Above all, this agreement comes late in the day. That is not the fault of America, which has tried much harder than its critics concede to keep the lines open. To do that, it had perforce to rely on China, the only state capable of bringing North Korea back into line. Yesterday’s start down the road to denuclearisation could have begun long ago, well before Pyongyang was able to test a nuclear device. The problem was that Beijing refused to lower the boom earlier, using its connections with disaffected pragmatists within the ruling clique while also curbing the flow of oil, grain and luxury goods that prop up Kim Jong Il’s bankrupt regime. China did not want the nuclearisation of the Korean Peninsula, but mistakenly believed that Pyongyang would not defy its only protector by going nuclear.
This deal stands a chance only if China is serious. Despite its limitations, it is an important first step. The original agreement reached with President Clinton in 1994 only required North Korea to mothball its Yongbyon reactor; this time Pyongyang is required eventually to dismantle the reactor and its reprocessing facilities, as part of a general programme of nuclear disarmament. To save face all round, it is described as the “implementation” of North Korea’s offer, in 2005, to give up its nuclear weapons. But that was a vaguely worded commitment “in principle”. This time, Pyongyang is committed to a timetable, at least initially. It has 60 days to seal the Yongbyon plant, admit UN International Atomic Energy Agency inspectors and disclose its nuclear programmes. No more than 5 per cent of the promised oil will be delivered before March 19, when the six-party talks reconvene to assess progress. The next phase, which has no timeframe, requires it to disable all nuclear facilities — those the world knows about and those it does not.

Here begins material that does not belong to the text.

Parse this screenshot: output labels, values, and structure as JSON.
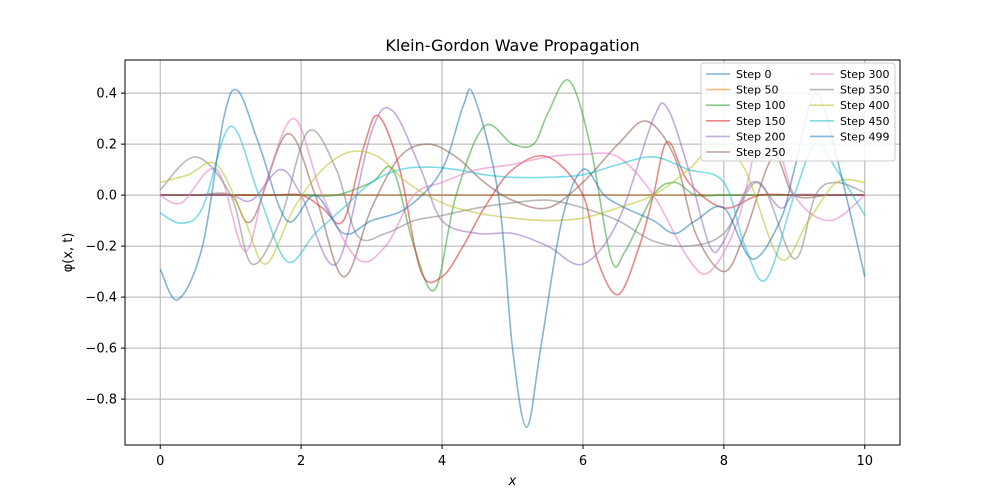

North Korea may not mind losing Yongbyon; it has almost certainly finished reprocessing the nuclear fuel rods that were stored there — perhaps enough material for around ten bombs. The stiffer test is its agreement to disclose, before dismantling, all its programmes. Until there is verified progress on that front, the UN sanctions should remain firmly in place. The US should unfreeze only those North Korean bank accounts abroad that are clearly for legitimate trade, not counterfeiting and smuggling. Pyongyang may have signed this agreement, believing it can once again hoodwink the world. It must be made to understand that the rules are different this time and that Beijing is the referee.